In [7] Slaney and Lusk described a parallel algorithm for computing the closure of a set under an operation and presented several application areas. In this paper we describe the application to automated theorem proving, which can be viewed as the computation of the closure of a set of clauses under a set of inference rules. In particular, we have applied the parallel closure algorithm to OTTER [5], currently the fastest sequential theorem proving system for large problems. The result is ROO (Radical Otter Optimization, with Australian origins), a parallel theorem prover compatible with OTTER and capable of near-linear speedup over OTTER on shared memory multiprocessors.
OTTER's collection of theorem-proving tools includes both back subsumption and back demodulation, which are crucial for Knuth-Bendix completion runs. Each of these in turn involves deletion from the central database, a operation not contemplated in [7]. We describe here the problems engendered by deletion and our solution to these problems, which not only allows the back subsumption and back demodulation operations, but allows them to proceed in parallel with the other operations of ROO.
An unanticipated problem that arose during the implementation was that of balancing memory usage among several processes. We describe the problem and its solution.
We present results on a variety of difficult theorem-proving problems, comparing ROO running on multiple processors with ROO on one processor, OTTER, and (where possible) with other theorem provers, both sequential and parallel. We use some newly-developed graphical tools to provide insight into both the good and bad performance of ROO. We attempt to identify the classes of problems for which sub-linear speedups can expected as well as those for which ROO appears to perform systematically well.

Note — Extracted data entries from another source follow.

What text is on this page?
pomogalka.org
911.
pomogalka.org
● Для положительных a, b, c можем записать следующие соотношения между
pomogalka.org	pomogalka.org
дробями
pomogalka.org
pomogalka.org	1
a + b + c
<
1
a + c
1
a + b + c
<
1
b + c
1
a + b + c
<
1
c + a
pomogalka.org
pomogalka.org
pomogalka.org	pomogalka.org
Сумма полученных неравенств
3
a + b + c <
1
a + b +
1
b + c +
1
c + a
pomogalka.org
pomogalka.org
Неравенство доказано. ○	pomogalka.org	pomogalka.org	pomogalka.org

The paper is organized as follows. In Section
we treat the
case without deletion. This is a straightforward application of the parallel
closure algorithm described in [7] to OTTER. We
present a simplified version of OTTER's theorem-proving algorithm and
present the parallel closure algorithm in the theorem-proving context. This
yields a simplified version of ROO. We then present some results
obtained with this version.
In Section
we describe the problems introduced by deletion and
their solutions. We then present some results using the full-featured
ROO.
In the final section we draw conclusions and discuss problems remaining in the area of parallel automated deduction.